The FAQS also note that borrowers can request a CARES Act forbearance regardless of their delinquency status. As a result, if a borrower who is not delinquent requests a CARES Act forbearance, the early intervention requirements do not apply.
Annual Escrow Notice. With regard to the Regulation X requirement for servicers to provide an annual escrow account notice, the Joint Statement provides that as of April 3, 2020, and until further notice, the agencies do not intend to take supervisory or enforcement action against servicers for:
- [D]elays in sending the annual escrow statement required by Regulation X, 12 CFR 1024.17(i), provided that servicers are making good faith efforts to provide these statements within a reasonable time.”
The agencies advise that this approach applies regardless of whether a borrower is experiencing a financial hardship due to COVID-19. However, the agencies clarify that servicers still must comply with the Regulation X requirements concerning timely disbursements from escrow accounts.
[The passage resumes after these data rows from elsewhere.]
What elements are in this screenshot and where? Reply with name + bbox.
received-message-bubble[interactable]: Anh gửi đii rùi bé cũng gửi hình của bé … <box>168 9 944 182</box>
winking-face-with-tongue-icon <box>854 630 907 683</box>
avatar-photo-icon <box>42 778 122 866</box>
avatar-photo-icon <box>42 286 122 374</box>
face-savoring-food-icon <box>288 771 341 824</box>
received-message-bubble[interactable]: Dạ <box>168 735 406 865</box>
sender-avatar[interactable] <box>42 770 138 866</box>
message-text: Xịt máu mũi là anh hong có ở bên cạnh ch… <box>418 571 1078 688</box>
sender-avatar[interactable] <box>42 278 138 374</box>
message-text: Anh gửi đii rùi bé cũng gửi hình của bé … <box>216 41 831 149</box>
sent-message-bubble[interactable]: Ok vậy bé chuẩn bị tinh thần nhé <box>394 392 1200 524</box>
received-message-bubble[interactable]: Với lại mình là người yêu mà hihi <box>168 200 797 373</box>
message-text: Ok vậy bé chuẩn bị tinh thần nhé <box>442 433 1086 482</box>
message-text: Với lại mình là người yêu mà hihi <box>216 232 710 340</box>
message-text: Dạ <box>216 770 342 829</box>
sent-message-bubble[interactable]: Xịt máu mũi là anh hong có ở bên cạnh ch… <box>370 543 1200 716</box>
In the FAQs, the CFPB also advises that servicers still must conduct the annual escrow analysis. The CFPB also notes that while Regulation X requires that a servicer, in an annual escrow notice, provide an explanation of how the consumer will pay any shortage or deficiency, Regulation X does not require servicers to collect any shortage or delinquency. Servicers could, for example, inform borrowers in the notice, or in an explanatory letter, that they are forgoing collection for several months. Additionally, the annual notice requirement does not apply when a borrower is more than 30 days past due.
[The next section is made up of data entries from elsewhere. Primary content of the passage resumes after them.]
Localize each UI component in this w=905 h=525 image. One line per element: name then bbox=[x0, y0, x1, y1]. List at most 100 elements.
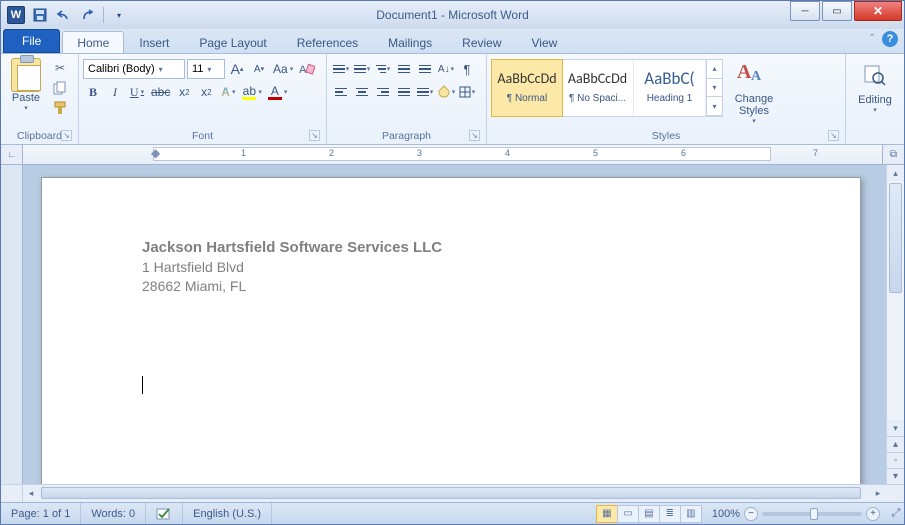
next-page-icon[interactable]: ▾ bbox=[887, 468, 904, 484]
tab-mailings[interactable]: Mailings bbox=[373, 31, 447, 53]
multilevel-list-button[interactable] bbox=[373, 59, 393, 79]
underline-button[interactable]: U bbox=[127, 82, 147, 102]
document-scroll-area: Jackson Hartsfield Software Services LLC… bbox=[1, 165, 904, 484]
status-words[interactable]: Words: 0 bbox=[81, 503, 146, 524]
save-icon[interactable] bbox=[31, 6, 49, 24]
view-draft-icon[interactable]: ▥ bbox=[680, 505, 702, 523]
status-proofing-icon[interactable] bbox=[146, 503, 183, 524]
strikethrough-button[interactable]: abc bbox=[149, 82, 172, 102]
redo-icon[interactable] bbox=[79, 6, 97, 24]
align-left-button[interactable] bbox=[331, 82, 351, 102]
style-normal[interactable]: AaBbCcDd ¶ Normal bbox=[491, 59, 563, 117]
tab-selector[interactable]: ∟ bbox=[1, 145, 23, 164]
scroll-right-icon[interactable]: ▸ bbox=[870, 485, 886, 502]
clear-formatting-button[interactable]: A bbox=[297, 59, 317, 79]
tab-view[interactable]: View bbox=[517, 31, 573, 53]
font-name-combo[interactable]: Calibri (Body)▾ bbox=[83, 59, 185, 79]
vscroll-track[interactable] bbox=[887, 181, 904, 420]
cut-icon[interactable]: ✂ bbox=[51, 60, 69, 76]
view-print-layout-icon[interactable]: ▦ bbox=[596, 505, 618, 523]
sort-button[interactable]: A↓ bbox=[436, 59, 456, 79]
align-right-button[interactable] bbox=[373, 82, 393, 102]
change-styles-button[interactable]: A A Change Styles ▾ bbox=[727, 59, 781, 125]
paste-button[interactable]: Paste ▾ bbox=[5, 56, 47, 112]
tab-references[interactable]: References bbox=[282, 31, 373, 53]
vscroll-thumb[interactable] bbox=[889, 183, 902, 293]
minimize-button[interactable]: ─ bbox=[790, 1, 820, 21]
shading-button[interactable] bbox=[436, 82, 456, 102]
shrink-font-button[interactable]: A▾ bbox=[249, 59, 269, 79]
ribbon-tabs: File Home Insert Page Layout References … bbox=[1, 29, 904, 53]
vertical-ruler[interactable] bbox=[1, 165, 23, 484]
tab-review[interactable]: Review bbox=[447, 31, 516, 53]
ruler-toggle-icon[interactable]: ⧉ bbox=[882, 145, 904, 164]
borders-button[interactable] bbox=[457, 82, 477, 102]
line-spacing-button[interactable] bbox=[415, 82, 435, 102]
editing-button[interactable]: Editing ▾ bbox=[850, 56, 900, 114]
scroll-up-icon[interactable]: ▴ bbox=[887, 165, 904, 181]
style-scroll-down-icon[interactable]: ▾ bbox=[707, 79, 722, 98]
subscript-button[interactable]: x2 bbox=[174, 82, 194, 102]
style-scroll-up-icon[interactable]: ▴ bbox=[707, 60, 722, 79]
italic-button[interactable]: I bbox=[105, 82, 125, 102]
copy-icon[interactable] bbox=[51, 80, 69, 96]
maximize-button[interactable]: ▭ bbox=[822, 1, 852, 21]
zoom-out-button[interactable]: − bbox=[744, 507, 758, 521]
file-tab[interactable]: File bbox=[3, 29, 60, 53]
highlight-button[interactable]: ab bbox=[240, 82, 264, 102]
numbering-button[interactable] bbox=[352, 59, 372, 79]
clipboard-launcher-icon[interactable]: ↘ bbox=[61, 130, 72, 141]
horizontal-ruler[interactable]: ◆ 1 2 3 4 5 6 7 bbox=[23, 145, 882, 164]
bullets-button[interactable] bbox=[331, 59, 351, 79]
hscroll-thumb[interactable] bbox=[41, 487, 861, 499]
editing-label: Editing bbox=[850, 94, 900, 106]
justify-button[interactable] bbox=[394, 82, 414, 102]
view-full-screen-icon[interactable]: ▭ bbox=[617, 505, 639, 523]
zoom-level[interactable]: 100% bbox=[712, 508, 740, 520]
align-center-button[interactable] bbox=[352, 82, 372, 102]
document-page[interactable]: Jackson Hartsfield Software Services LLC… bbox=[41, 177, 861, 484]
prev-page-icon[interactable]: ▴ bbox=[887, 436, 904, 452]
decrease-indent-button[interactable] bbox=[394, 59, 414, 79]
browse-object-icon[interactable]: ◦ bbox=[887, 452, 904, 468]
grow-font-button[interactable]: A▴ bbox=[227, 59, 247, 79]
paragraph-launcher-icon[interactable]: ↘ bbox=[469, 130, 480, 141]
ruler-tick: 5 bbox=[593, 148, 598, 158]
zoom-fit-icon[interactable]: ⤢ bbox=[888, 507, 904, 520]
style-no-spacing[interactable]: AaBbCcDd ¶ No Spaci... bbox=[562, 60, 634, 116]
help-icon[interactable]: ? bbox=[882, 31, 898, 47]
font-size-combo[interactable]: 11▾ bbox=[187, 59, 225, 79]
text-effects-button[interactable]: A bbox=[218, 82, 238, 102]
zoom-slider[interactable] bbox=[762, 512, 862, 516]
view-web-layout-icon[interactable]: ▤ bbox=[638, 505, 660, 523]
zoom-slider-knob[interactable] bbox=[810, 508, 818, 520]
styles-launcher-icon[interactable]: ↘ bbox=[828, 130, 839, 141]
change-case-button[interactable]: Aa bbox=[271, 59, 295, 79]
group-clipboard: Paste ▾ ✂ Clipboard↘ bbox=[1, 54, 79, 144]
style-expand-icon[interactable]: ▾ bbox=[707, 97, 722, 116]
tab-page-layout[interactable]: Page Layout bbox=[184, 31, 281, 53]
undo-icon[interactable] bbox=[55, 6, 73, 24]
scroll-down-icon[interactable]: ▾ bbox=[887, 420, 904, 436]
zoom-in-button[interactable]: + bbox=[866, 507, 880, 521]
indent-marker-icon[interactable]: ◆ bbox=[151, 146, 160, 160]
page-viewport[interactable]: Jackson Hartsfield Software Services LLC… bbox=[23, 165, 886, 484]
font-color-button[interactable]: A bbox=[266, 82, 290, 102]
increase-indent-button[interactable] bbox=[415, 59, 435, 79]
superscript-button[interactable]: x2 bbox=[196, 82, 216, 102]
style-heading1[interactable]: AaBbC( Heading 1 bbox=[634, 60, 706, 116]
tab-insert[interactable]: Insert bbox=[124, 31, 184, 53]
bold-button[interactable]: B bbox=[83, 82, 103, 102]
scroll-left-icon[interactable]: ◂ bbox=[23, 485, 39, 502]
hscroll-track[interactable] bbox=[39, 485, 870, 502]
format-painter-icon[interactable] bbox=[51, 100, 69, 116]
ribbon-collapse-icon[interactable]: ˆ bbox=[870, 33, 874, 45]
close-button[interactable]: ✕ bbox=[854, 1, 902, 21]
tab-home[interactable]: Home bbox=[62, 31, 124, 53]
show-marks-button[interactable]: ¶ bbox=[457, 59, 477, 79]
view-outline-icon[interactable]: ≣ bbox=[659, 505, 681, 523]
status-language[interactable]: English (U.S.) bbox=[183, 503, 272, 524]
qat-customize-icon[interactable]: ▾ bbox=[110, 6, 128, 24]
font-launcher-icon[interactable]: ↘ bbox=[309, 130, 320, 141]
status-page[interactable]: Page: 1 of 1 bbox=[1, 503, 81, 524]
Reasonable Diligence. The FAQs include the following guidance on the Regulation X reasonable diligence requirement that applies when the servicer receives an incomplete loss mitigation application:
“Do servicers have to exercise reasonable diligence to complete an application submitted by a borrower to whom the servicer offered a short-term payment forbearance program or short-term repayment plan based on a consumer’s incomplete loss mitigation application?
Not immediately. In general, if a borrower submits an incomplete loss mitigation application 45 days or more before a foreclosure sale, servicers generally must exercise reasonable diligence to obtain documents and information to complete the borrower’s loss mitigation application. Regulation X, 12 CFR 1024.41. However, servicers may suspend reasonable diligence efforts to complete a borrower’s loss mitigation application while the borrower is performing under a short-term payment forbearance program until near the end of the program, unless the borrower requests additional assistance (e.g., longer term relief, such as a loan modification). Regulation X, Comment 41(b)(1)-4.iii. In the case of a 180-day CARES Act forbearance, for example, a servicer could suspend these efforts until near the end of the 180 days. If, for example a servicer extended the CARES Act forbearance an additional 180 days, the servicer could suspend these efforts until near the end of the second 180 days.”
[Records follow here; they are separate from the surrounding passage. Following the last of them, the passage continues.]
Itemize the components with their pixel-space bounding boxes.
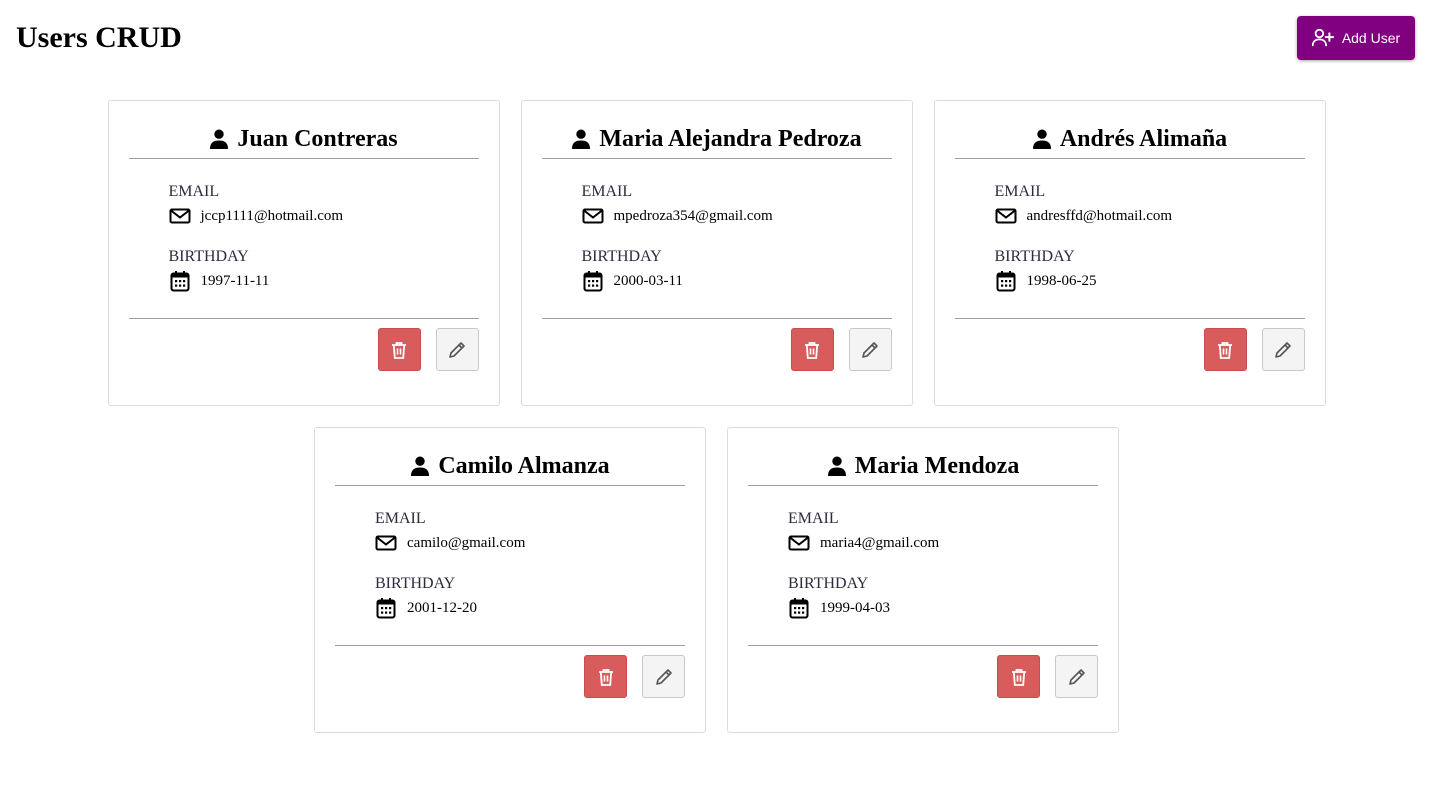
trash-icon [1011,668,1026,686]
delete-button[interactable] [584,655,627,698]
email-label: EMAIL [168,183,220,200]
user-email: andresffd@hotmail.com [1026,207,1173,224]
birthday-value-row: 1999-04-03 [788,597,890,619]
envelope-icon [169,208,190,224]
email-value-row: jccp1111@hotmail.com [169,205,344,227]
calendar-icon [170,271,189,292]
delete-button[interactable] [1203,328,1247,371]
calendar-icon [376,598,396,619]
birthday-label: BIRTHDAY [168,248,249,265]
user-email: jccp1111@hotmail.com [200,207,344,224]
user-card: Camilo Almanza EMAIL camilo@gmail.com BI… [314,427,706,733]
user-icon [411,456,430,476]
envelope-icon [375,535,397,551]
pencil-icon [1068,668,1085,685]
user-email: maria4@gmail.com [820,534,940,551]
user-card-header: Juan Contreras [128,121,479,159]
user-birthday: 2001-12-20 [407,599,477,616]
card-divider [128,318,479,319]
user-card-list: Juan Contreras EMAIL jccp1111@hotmail.co… [0,100,1433,733]
card-divider [541,318,892,319]
user-name: Maria Mendoza [854,452,1020,479]
page-header: Users CRUD Add User [0,0,1433,80]
email-value-row: camilo@gmail.com [375,532,525,554]
user-card: Maria Alejandra Pedroza EMAIL mpedroza35… [520,100,913,406]
edit-button[interactable] [1261,328,1305,371]
edit-button[interactable] [848,328,892,371]
user-email: mpedroza354@gmail.com [613,207,773,224]
user-plus-icon [1311,29,1334,47]
user-birthday: 1997-11-11 [200,272,270,289]
user-card: Juan Contreras EMAIL jccp1111@hotmail.co… [107,100,500,406]
user-name: Juan Contreras [237,125,398,152]
email-value-row: andresffd@hotmail.com [995,205,1173,227]
user-card-header: Maria Alejandra Pedroza [541,121,892,159]
email-label: EMAIL [994,183,1046,200]
birthday-value-row: 1997-11-11 [169,270,270,292]
email-label: EMAIL [788,510,839,527]
card-divider [748,645,1098,646]
envelope-icon [582,208,603,224]
birthday-value-row: 1998-06-25 [995,270,1097,292]
birthday-label: BIRTHDAY [788,575,869,592]
user-card-header: Maria Mendoza [748,448,1098,486]
user-card-header: Camilo Almanza [335,448,685,486]
edit-button[interactable] [435,328,479,371]
edit-button[interactable] [1055,655,1098,698]
user-birthday: 2000-03-11 [613,272,683,289]
birthday-label: BIRTHDAY [581,248,662,265]
calendar-icon [789,598,809,619]
card-divider [335,645,685,646]
user-name: Andrés Alimaña [1059,125,1228,152]
birthday-value-row: 2001-12-20 [375,597,477,619]
user-name: Camilo Almanza [438,452,610,479]
trash-icon [805,341,819,359]
birthday-value-row: 2000-03-11 [582,270,683,292]
pencil-icon [449,341,465,358]
calendar-icon [996,271,1015,292]
user-name: Maria Alejandra Pedroza [599,125,862,152]
email-label: EMAIL [375,510,426,527]
user-card-header: Andrés Alimaña [954,121,1305,159]
delete-button[interactable] [790,328,834,371]
envelope-icon [995,208,1016,224]
delete-button[interactable] [377,328,421,371]
trash-icon [1218,341,1232,359]
user-birthday: 1999-04-03 [820,599,890,616]
card-divider [954,318,1305,319]
user-email: camilo@gmail.com [407,534,526,551]
calendar-icon [583,271,602,292]
user-icon [827,456,846,476]
user-birthday: 1998-06-25 [1026,272,1097,289]
birthday-label: BIRTHDAY [375,575,456,592]
add-user-button[interactable]: Add User [1297,16,1415,60]
user-icon [1032,129,1051,149]
email-value-row: maria4@gmail.com [788,532,939,554]
pencil-icon [655,668,672,685]
birthday-label: BIRTHDAY [994,248,1075,265]
user-card: Andrés Alimaña EMAIL andresffd@hotmail.c… [933,100,1326,406]
envelope-icon [788,535,810,551]
user-card: Maria Mendoza EMAIL maria4@gmail.com BIR… [727,427,1119,733]
trash-icon [598,668,613,686]
email-label: EMAIL [581,183,633,200]
user-icon [572,129,591,149]
user-icon [210,129,229,149]
delete-button[interactable] [997,655,1040,698]
email-value-row: mpedroza354@gmail.com [582,205,773,227]
add-user-label: Add User [1341,30,1401,46]
pencil-icon [862,341,878,358]
pencil-icon [1275,341,1291,358]
page-title: Users CRUD [16,21,182,54]
edit-button[interactable] [642,655,685,698]
trash-icon [392,341,406,359]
Other FAQ Topics. The FAQs also address the Regulation X continuity of contact requirement and exemption for small servicers from various servicing requirements, the Regulation Z payoff statement requirements, and electronic communications with borrowers.
State Requirements. Various states also have loss mitigation requirements. The Joint Statement and CFPB FAQs do not alter the obligations of mortgage servicers under state law.